Thanks for the link - that makes for an interesting read.
My first instinct is it to disagree with the paper's criticism with regards of the hype and inconsistencies in communicating the summary of the ENCODE findings. I think that is just a byproduct of the way we produce/consume information in this age and we can't really fault any individual for that.
The paper also contains more objective and substantial criticism of the methodology and results. The validity of those still needs to be determined. I think that the conclusions of a project of this magnitude will be (or are already) treated as starting paradigm by a large number of life scientists. Therefore the burden of proof needs to be higher than for other papers - as it affects the direction an entire field of science takes.

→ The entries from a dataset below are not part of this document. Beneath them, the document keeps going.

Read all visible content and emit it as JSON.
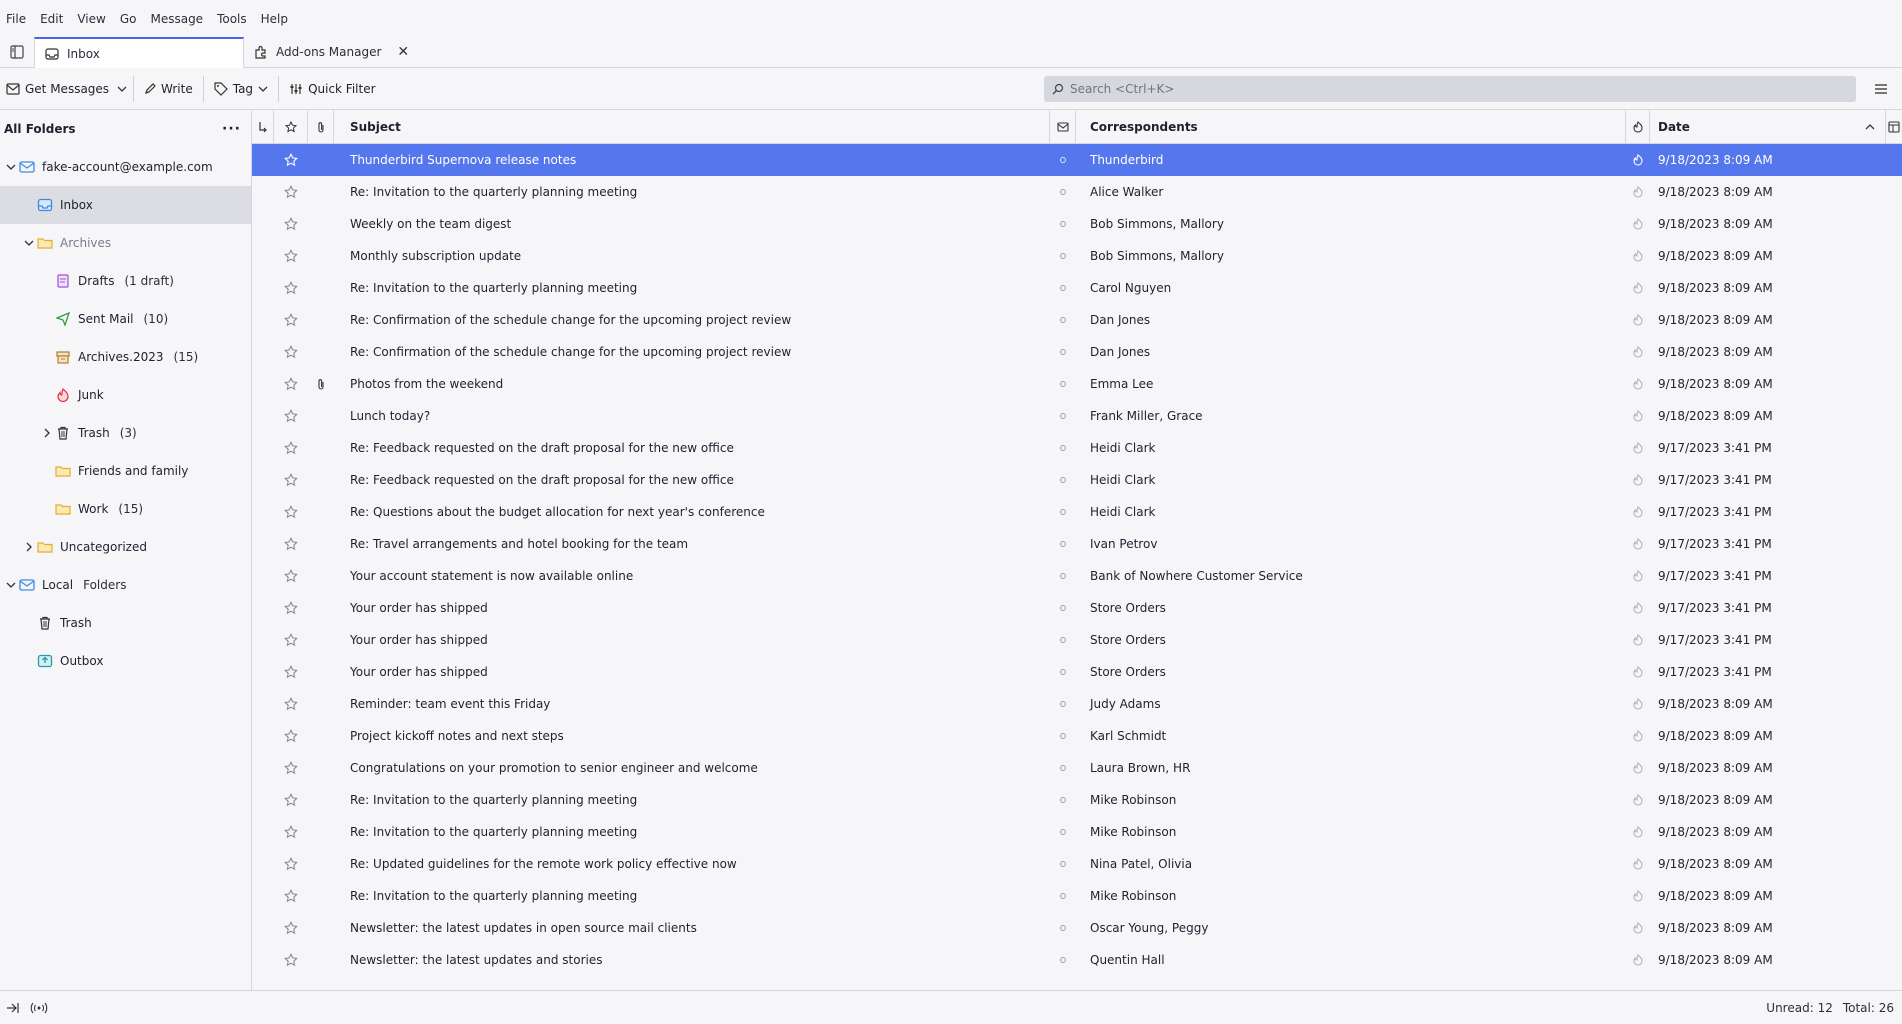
{
  "menubar": {
    "items": [
      "File",
      "Edit",
      "View",
      "Go",
      "Message",
      "Tools",
      "Help"
    ]
  },
  "tabs": [
    {
      "label": "Inbox",
      "active": true
    },
    {
      "label": "Add-ons Manager",
      "active": false
    }
  ],
  "toolbar": {
    "get_messages": "Get Messages",
    "write": "Write",
    "tag": "Tag",
    "quick_filter": "Quick Filter",
    "search_placeholder": "Search <Ctrl+K>"
  },
  "folder_pane": {
    "header": "All Folders",
    "folders": [
      {
        "label": "fake-account@example.com",
        "count": "",
        "level": 0,
        "twisty": "open",
        "icon": "account-icon",
        "color": "#3d8be0"
      },
      {
        "label": "Inbox",
        "count": "",
        "level": 1,
        "twisty": "",
        "icon": "inbox-icon",
        "color": "#3d8be0",
        "selected": true
      },
      {
        "label": "Archives",
        "count": "",
        "level": 1,
        "twisty": "open",
        "icon": "folder-icon",
        "color": "#e0b030",
        "muted": true
      },
      {
        "label": "Drafts",
        "count": "(1 draft)",
        "level": 2,
        "twisty": "",
        "icon": "drafts-icon",
        "color": "#a050d0"
      },
      {
        "label": "Sent Mail",
        "count": "(10)",
        "level": 2,
        "twisty": "",
        "icon": "sent-icon",
        "color": "#2fa040"
      },
      {
        "label": "Archives.2023",
        "count": "(15)",
        "level": 2,
        "twisty": "",
        "icon": "archive-icon",
        "color": "#b08030"
      },
      {
        "label": "Junk",
        "count": "",
        "level": 2,
        "twisty": "",
        "icon": "junk-icon",
        "color": "#e03040"
      },
      {
        "label": "Trash",
        "count": "(3)",
        "level": 2,
        "twisty": "closed",
        "icon": "trash-icon",
        "color": "#30323e"
      },
      {
        "label": "Friends and family",
        "count": "",
        "level": 2,
        "twisty": "",
        "icon": "folder-icon",
        "color": "#e0b030"
      },
      {
        "label": "Work",
        "count": "(15)",
        "level": 2,
        "twisty": "",
        "icon": "folder-icon",
        "color": "#e0b030"
      },
      {
        "label": "Uncategorized",
        "count": "",
        "level": 1,
        "twisty": "closed",
        "icon": "folder-icon",
        "color": "#e0b030"
      },
      {
        "label": "Local",
        "count": "Folders",
        "level": 0,
        "twisty": "open",
        "icon": "local-folders-icon",
        "color": "#3d8be0"
      },
      {
        "label": "Trash",
        "count": "",
        "level": 1,
        "twisty": "",
        "icon": "trash-icon",
        "color": "#30323e"
      },
      {
        "label": "Outbox",
        "count": "",
        "level": 1,
        "twisty": "",
        "icon": "outbox-icon",
        "color": "#2a9aaa"
      }
    ]
  },
  "message_list": {
    "columns": {
      "subject": "Subject",
      "correspondents": "Correspondents",
      "date": "Date"
    },
    "rows": [
      {
        "subject": "Thunderbird Supernova release notes",
        "from": "Thunderbird",
        "date": "9/18/2023 8:09 AM",
        "selected": true,
        "attachment": false
      },
      {
        "subject": "Re: Invitation to the quarterly planning meeting",
        "from": "Alice Walker",
        "date": "9/18/2023 8:09 AM",
        "attachment": false
      },
      {
        "subject": "Weekly on the team digest",
        "from": "Bob Simmons, Mallory",
        "date": "9/18/2023 8:09 AM",
        "attachment": false
      },
      {
        "subject": "Monthly subscription update",
        "from": "Bob Simmons, Mallory",
        "date": "9/18/2023 8:09 AM",
        "attachment": false
      },
      {
        "subject": "Re: Invitation to the quarterly planning meeting",
        "from": "Carol Nguyen",
        "date": "9/18/2023 8:09 AM",
        "attachment": false
      },
      {
        "subject": "Re: Confirmation of the schedule change for the upcoming project review",
        "from": "Dan Jones",
        "date": "9/18/2023 8:09 AM",
        "attachment": false
      },
      {
        "subject": "Re: Confirmation of the schedule change for the upcoming project review",
        "from": "Dan Jones",
        "date": "9/18/2023 8:09 AM",
        "attachment": false
      },
      {
        "subject": "Photos from the weekend",
        "from": "Emma Lee",
        "date": "9/18/2023 8:09 AM",
        "attachment": true
      },
      {
        "subject": "Lunch today?",
        "from": "Frank Miller, Grace",
        "date": "9/18/2023 8:09 AM",
        "attachment": false
      },
      {
        "subject": "Re: Feedback requested on the draft proposal for the new office",
        "from": "Heidi Clark",
        "date": "9/17/2023 3:41 PM",
        "attachment": false
      },
      {
        "subject": "Re: Feedback requested on the draft proposal for the new office",
        "from": "Heidi Clark",
        "date": "9/17/2023 3:41 PM",
        "attachment": false
      },
      {
        "subject": "Re: Questions about the budget allocation for next year's conference",
        "from": "Heidi Clark",
        "date": "9/17/2023 3:41 PM",
        "attachment": false
      },
      {
        "subject": "Re: Travel arrangements and hotel booking for the team",
        "from": "Ivan Petrov",
        "date": "9/17/2023 3:41 PM",
        "attachment": false
      },
      {
        "subject": "Your account statement is now available online",
        "from": "Bank of Nowhere Customer Service",
        "date": "9/17/2023 3:41 PM",
        "attachment": false
      },
      {
        "subject": "Your order has shipped",
        "from": "Store Orders",
        "date": "9/17/2023 3:41 PM",
        "attachment": false
      },
      {
        "subject": "Your order has shipped",
        "from": "Store Orders",
        "date": "9/17/2023 3:41 PM",
        "attachment": false
      },
      {
        "subject": "Your order has shipped",
        "from": "Store Orders",
        "date": "9/17/2023 3:41 PM",
        "attachment": false
      },
      {
        "subject": "Reminder: team event this Friday",
        "from": "Judy Adams",
        "date": "9/18/2023 8:09 AM",
        "attachment": false
      },
      {
        "subject": "Project kickoff notes and next steps",
        "from": "Karl Schmidt",
        "date": "9/18/2023 8:09 AM",
        "attachment": false
      },
      {
        "subject": "Congratulations on your promotion to senior engineer and welcome",
        "from": "Laura Brown, HR",
        "date": "9/18/2023 8:09 AM",
        "attachment": false
      },
      {
        "subject": "Re: Invitation to the quarterly planning meeting",
        "from": "Mike Robinson",
        "date": "9/18/2023 8:09 AM",
        "attachment": false
      },
      {
        "subject": "Re: Invitation to the quarterly planning meeting",
        "from": "Mike Robinson",
        "date": "9/18/2023 8:09 AM",
        "attachment": false
      },
      {
        "subject": "Re: Updated guidelines for the remote work policy effective now",
        "from": "Nina Patel, Olivia",
        "date": "9/18/2023 8:09 AM",
        "attachment": false
      },
      {
        "subject": "Re: Invitation to the quarterly planning meeting",
        "from": "Mike Robinson",
        "date": "9/18/2023 8:09 AM",
        "attachment": false
      },
      {
        "subject": "Newsletter: the latest updates in open source mail clients",
        "from": "Oscar Young, Peggy",
        "date": "9/18/2023 8:09 AM",
        "attachment": false
      },
      {
        "subject": "Newsletter: the latest updates and stories",
        "from": "Quentin Hall",
        "date": "9/18/2023 8:09 AM",
        "attachment": false
      }
    ]
  },
  "statusbar": {
    "unread": "Unread: 12",
    "total": "Total: 26"
  },
  "colors": {
    "accent": "#4a63e0",
    "selected_row": "#5577ee",
    "folder_selected": "#dcdde2"
  }
}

While in his blog post I think Birney did a better job of qualifying his statements, there is simply no excuse for the way the 80% figure was handled in the actual publications and, more importantly, the press releases and commentary put out by ENCODE. I also wasn't very happy with the way Birney essentially dismissed the noise argument out of hand. We know that ENCODEs data is noisy and full of false positives, which is ok by ENCODEs job is to generate massive amounts of data to produce hypotheses that can be investigated in greater detail and combined with other data sources for different analyses. But that needs to be clear in their publications and it flat out isn't. Transcription factors will bind to random non-promoter sites. Those sites COULD become functional in the future, but currently aren't. Transcription is noisy, there are a lot of transcripts that get generated from pretty random portions of the genome. To call it functional is silly, plain and simple. I like the ENCODE project overall but I was pretty pissed with the sloppy usage of functional and the amount of false positives generated by the nature of their cutoffs and analyses.
I understand the issue with the false positives. But personally I'd rather have the data and be able to then filter for signal levels I think are appropriate. And it's not hard to ask for only signals over a certain value and proceed with your own analysis afterwards.
I totally agree. I have no problem with the ENCODE data, I think it is a very valuable resource that I use all of the time. What I didn't like was the hype and commentary in the published papers surrounding the data release.
My problem is that the ENCODE concept of function shows a completely failed understanding of biochemistry, evolution and genetics. We know that enzymes are not "perfect". We can reliably predict that DNA binding proteins will bind in useless ways, that RNA transcription will occur in useless places. We also know how selection works. Knowing this, we know that lots of RNA will be transcribed that has no selective advantage with the only disadvantage being energy consumed. And we know that the totality of RNA transcription is less than 1% of the energy costs of the cell. So spandral transcription of even 10% of all RNA transcribed would have such a minimal selective pressure as to make it almost impossible to evolve away. The same goes to added DNA length. This is not some blinding insight. We teach it to undergrads. Graduate students should be able to figure it out for themselves.